Cplant Components

Components

In addition to the functional decomposition of the machine, Cplant also replicates the components of the system software environment that provide for a scalable, high-performance user environment.

High Performance Message Passing

In order to support application-level communication, such as MPI, as well as system-level communication, such as that which occurs between the compute node daemons and the launcher, a flexible, high-performance data movement layer is needed. Much of the work on the Intel MPP machines focused on providing a communication layer that could deliver the highest possible percentage of network resources to these applications. The result of this work are Portals , which are the data movement layer supported on the Intel TFLOPS machine.

Parallel Job Launcher

The parallel job launcher works with the other system software components to start, monitor, and stop parallel jobs. The launcher contacts the allocator to get the appropriate type and number of nodes that the user desires. It then contacts the compute node daemon processes to create the run time environment necessary for supporting a parallel job. The launcher process is responsible for sending or receiving UNIX standard I/O requests and works with the compute node daemons to propogate any UNIX signals that it receives out to the compute node application processes.

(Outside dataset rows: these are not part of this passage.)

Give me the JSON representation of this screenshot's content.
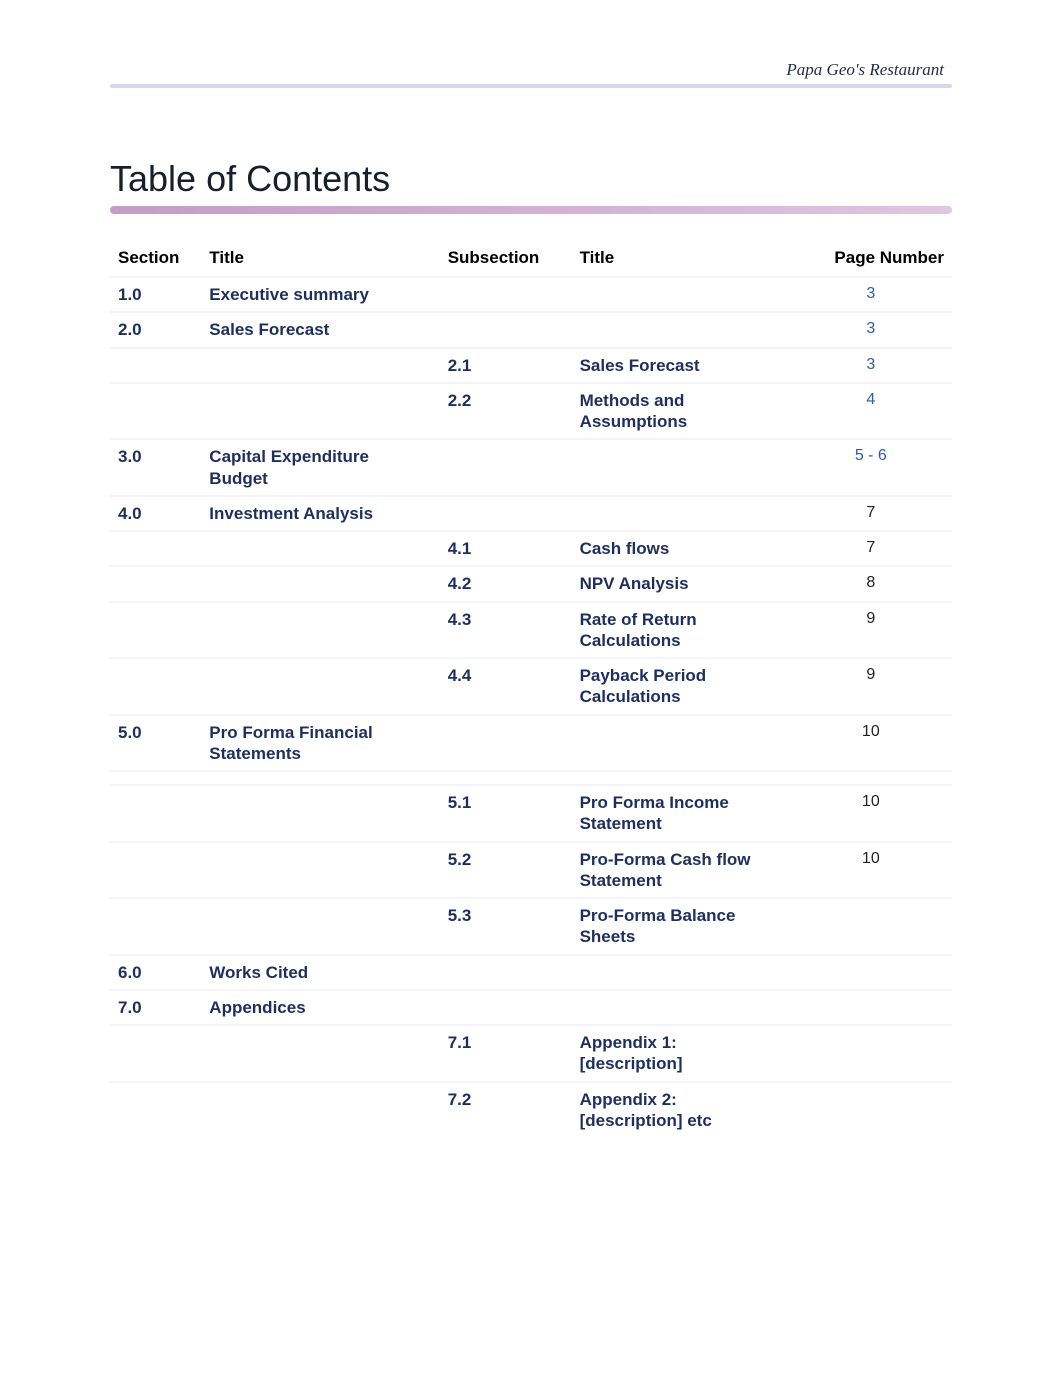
{
  "colors": {
    "header_line": "#d5d6ef",
    "header_text": "#1f2a4a",
    "toc_title": "#17202a",
    "underline_gradient_from": "#c59bc7",
    "underline_gradient_to": "#dfc6e1",
    "section_text": "#1d2f5f",
    "page_link": "#2a5db0",
    "page_plain": "#222222",
    "row_border": "#f3f4f7"
  },
  "header": {
    "text": "Papa Geo's Restaurant"
  },
  "heading": "Table of Contents",
  "columns": {
    "section": "Section",
    "title1": "Title",
    "subsection": "Subsection",
    "title2": "Title",
    "page": "Page Number"
  },
  "rows": [
    {
      "section": "1.0",
      "title": "Executive summary",
      "sub": "",
      "subTitle": "",
      "page": "3",
      "link": true
    },
    {
      "section": "2.0",
      "title": "Sales Forecast",
      "sub": "",
      "subTitle": "",
      "page": "3",
      "link": true
    },
    {
      "section": "",
      "title": "",
      "sub": "2.1",
      "subTitle": "Sales Forecast",
      "page": "3",
      "link": true
    },
    {
      "section": "",
      "title": "",
      "sub": "2.2",
      "subTitle": "Methods and Assumptions",
      "page": "4",
      "link": true
    },
    {
      "section": "3.0",
      "title": "Capital Expenditure Budget",
      "sub": "",
      "subTitle": "",
      "page": "5 - 6",
      "link": true
    },
    {
      "section": "4.0",
      "title": "Investment Analysis",
      "sub": "",
      "subTitle": "",
      "page": "7",
      "link": false
    },
    {
      "section": "",
      "title": "",
      "sub": "4.1",
      "subTitle": "Cash flows",
      "page": "7",
      "link": false
    },
    {
      "section": "",
      "title": "",
      "sub": "4.2",
      "subTitle": "NPV Analysis",
      "page": "8",
      "link": false
    },
    {
      "section": "",
      "title": "",
      "sub": "4.3",
      "subTitle": "Rate of Return Calculations",
      "page": "9",
      "link": false
    },
    {
      "section": "",
      "title": "",
      "sub": "4.4",
      "subTitle": "Payback Period Calculations",
      "page": "9",
      "link": false
    },
    {
      "section": "5.0",
      "title": "Pro Forma Financial Statements",
      "sub": "",
      "subTitle": "",
      "page": "10",
      "link": false
    },
    {
      "blank": true
    },
    {
      "section": "",
      "title": "",
      "sub": "5.1",
      "subTitle": "Pro Forma Income Statement",
      "page": "10",
      "link": false
    },
    {
      "section": "",
      "title": "",
      "sub": "5.2",
      "subTitle": "Pro-Forma Cash flow Statement",
      "page": "10",
      "link": false
    },
    {
      "section": "",
      "title": "",
      "sub": "5.3",
      "subTitle": "Pro-Forma Balance Sheets",
      "page": "",
      "link": false
    },
    {
      "section": "6.0",
      "title": "Works Cited",
      "sub": "",
      "subTitle": "",
      "page": "",
      "link": false
    },
    {
      "section": "7.0",
      "title": "Appendices",
      "sub": "",
      "subTitle": "",
      "page": "",
      "link": false
    },
    {
      "section": "",
      "title": "",
      "sub": "7.1",
      "subTitle": "Appendix 1: [description]",
      "page": "",
      "link": false
    },
    {
      "section": "",
      "title": "",
      "sub": "7.2",
      "subTitle": "Appendix 2: [description] etc",
      "page": "",
      "link": false
    }
  ]
}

The parallel job launcher for Cplant is called yod, as it was on the Paragon and TFLOPS machines (the name is a hal/ibm permutation of the launcher on the nCUBE, xnc). See the man page for yod for more details.

Compute Node Daemon Process

The compute node daemon process works with the launcher and the allocator to manage an individual compute node. It contacts the allocator when it is started to make a node available for use and is contacted by the allocator when it becomes part of a parallel job. The launcher process contacts compute node daemons to build the user environment in which the user process will execute. This environment includes the executable image, the user's shell environment, the number of processes in the job, and the rank of the particular process in the job. The compute node daemons that are involved in launching a job typically work together so that a spanning tree can be used to broadcast common information, such as the executable image, to all participating nodes efficiently. The daemon then launches the application process and monitors the child process. The daemon process then propogates UNIX signals to and from the child process to facilitate job shutdown and cleanup.

The compute node daemon process for Cplant is the Process Control Thread or PCT. On the machines running a lightweight kernel, this process was actually a kernel thread. For the Cplant machine, it is actually a heavyweight UNIX process. See the man page for PCT for more details.

Compute Node Allocator

The compute node allocator works with the launcher and the compute node daemon to manage the resources of the entire machine. It keeps track of which nodes are free and which are in use. On the Paragon and TFLOPS machines, the allocator had knowledge about the physical topology of the machine and could make intelligent decisions about the placement of application processes on physical nodes.

The compute node allocator for Cplant is the Bebopd (better engineered bag of Pc's daemon). The bebopd has been designed to be more adaptive to a cluster environment where there's a greater need for dynamic configuration. It is currently a single daemon process running in the service partition, but eventually will be a distributed service spread throughout the service partition. See the man page for bebopd for more details.

Compute Node Status Tool

The compute node status tool is used to view the status of the machine, such as

The compute node allocator for Cplant is pingd, which simply pings the bebopd to discover status information. It currently prints a single line of text for each avaialable compute node, but in the future it will be enhanced to be more scalable and more similar to the Paragon and TFLOPS showmesh utility. See the man page for pingd for more details.